Enter Circle. Here’s how the company described its financial performance through the second quarter of the year:

Image Credits: Circle

According to data from the Federal Reserve Bank of St. Louis, the effective interest rate in June 2021 was 0.08%. A year later, it was 1.21%.

Now, a good chunk of the gains that Circle saw came from rising reserve balances. Between June 30, 2021, and June 30, 2022, total USDC in circulation more than doubled to around $55.5 billion from just over $25 billion. That gain and the rising interest rates gave Circle an even bigger lift.

Today, the effective Fed rate is above 5%. Circle’s total circulation today has contracted to $24.4 billion, according to CoinMarketCap, but 5% of that figure is $1.22 billion.
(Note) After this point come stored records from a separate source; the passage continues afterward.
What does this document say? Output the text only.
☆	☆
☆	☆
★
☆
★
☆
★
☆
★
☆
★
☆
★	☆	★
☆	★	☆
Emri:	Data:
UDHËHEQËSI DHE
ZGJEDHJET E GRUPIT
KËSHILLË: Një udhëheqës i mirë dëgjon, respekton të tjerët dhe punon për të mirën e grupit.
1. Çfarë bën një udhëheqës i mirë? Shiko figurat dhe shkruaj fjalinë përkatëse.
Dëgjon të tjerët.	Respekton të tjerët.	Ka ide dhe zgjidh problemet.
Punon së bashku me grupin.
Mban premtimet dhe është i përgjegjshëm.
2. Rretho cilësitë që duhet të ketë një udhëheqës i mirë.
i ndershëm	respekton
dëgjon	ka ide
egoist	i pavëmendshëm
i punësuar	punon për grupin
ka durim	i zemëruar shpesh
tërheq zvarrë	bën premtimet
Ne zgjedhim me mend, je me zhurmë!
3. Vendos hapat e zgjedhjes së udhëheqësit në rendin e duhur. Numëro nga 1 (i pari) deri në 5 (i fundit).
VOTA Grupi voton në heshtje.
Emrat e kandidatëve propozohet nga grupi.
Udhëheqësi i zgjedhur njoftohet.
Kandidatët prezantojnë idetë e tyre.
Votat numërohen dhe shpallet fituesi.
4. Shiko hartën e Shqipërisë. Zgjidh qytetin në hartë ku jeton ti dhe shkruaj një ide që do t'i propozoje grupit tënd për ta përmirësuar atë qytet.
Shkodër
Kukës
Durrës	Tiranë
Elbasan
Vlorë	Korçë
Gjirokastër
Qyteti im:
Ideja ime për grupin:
I am not saying that figure is Circle’s current revenue run rate, but the number indicates that despite a decline in the number of USDC tokens in circulation — which would lower total reserves at the company due to 1:1 backing — the company is likely far larger than it was before. Hence, an IPO.

Reality is weird. Robinhood and Coinbase saw their fortunes rise as zero-interest rate policies made active trading more attractive and helped inflate the value of alternative assets. Rising rates undercut that model. But what the Fed took away, the Fed gave back in the form of rising interest-based incomes. Wild, yeah?